A Hard Day’s Night: The Beatles’ First Film Thing – I assumed A Hard Day’s Night was a concert film before I saw it; I certainly wasn’t expecting a slapstick/French New Wave kind of thing. Mr. Wapojif’s take on the film was fun to read.
Ranking all The Legend of Zelda: A Link to the Past Dungeons – I would say of any top-down Zelda installment, A Link to the Past had the best set of dungeons. Nepiki goes a step further by ranking them in tiers, and the results are certainly interesting.
Revisiting Control in 2021 – Control is one of those games I’ve heard a lot of great things about, yet never got around to playing. I should really give it a shot – especially after reading Honest Gamer’s take on it.

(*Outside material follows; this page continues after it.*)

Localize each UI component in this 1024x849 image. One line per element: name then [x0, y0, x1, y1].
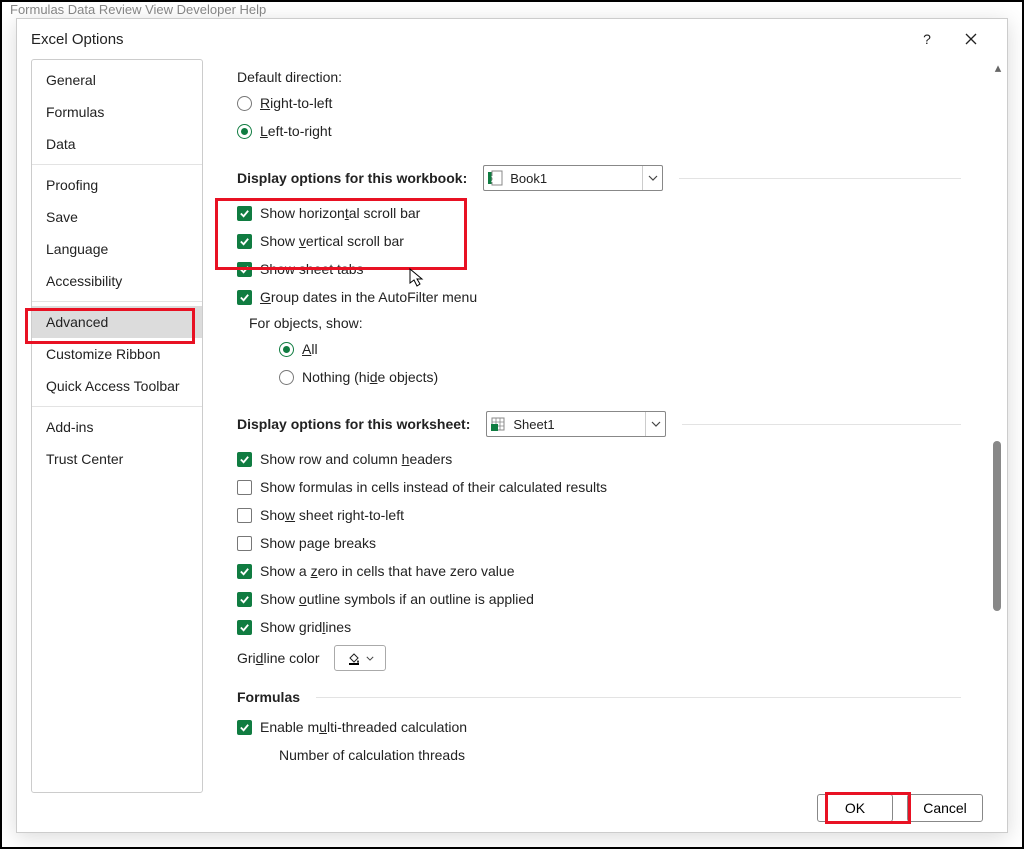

A review of Shirobako – I find works about the creative process fascinating. This month, AK takes a look at Shirobako, which is about the anime industry. I find this show interesting because it seems to capture the creative process in a way that live-action couldn’t as easily. It definitely seems worth looking into.
Zen Arcade – Hüsker Dü was one of the greatest indie rock/punk bands of the 1980s. Matt of Hi-Fi Adventures takes a look at Zen Arcade, which is often considered their crowning achievement, although in terms of quality, they were amazingly consistent.
Pokémon Stadium – Gaming Omnivore takes a look at the N64 release Pokémon Stadium. It’s definitely one of those “you had to be there” kinds of games because while it’s not impressive now, being able to have your Pokémon battle in 3D was quite a treat back in 2000.
Pokémon 25: Ranking the Generations of Pokémon Games – With eight generations thus far, The Brink of Gaming takes it upon himself to rank each set of games in the mainline Pokémon series from worst to best. The results may be a surprising for longtime fans of the franchise.
Fallout 4 Review: The Confusing One – Fallout is a franchise that has had its ups and downs over the years. The general consensus is that Fallout 4 is where things started really going off the rails, as Alex of Alex’s Review Corner points out.
Just Mercy (2019) – It’s a bit of a shame Just Mercy didn’t get more attention when it came out because it was really good. Mariah of Bizarre Brunette’s take on the film is definitely worth looking into.
Snap Judgements: Year On Edition – A year after entering quarantine, Aether takes a quick look at the various games he’s played. Between stuff like Chroma Squad and the VR edition of Superhot, it certainly seems like an interesting journey he’s had.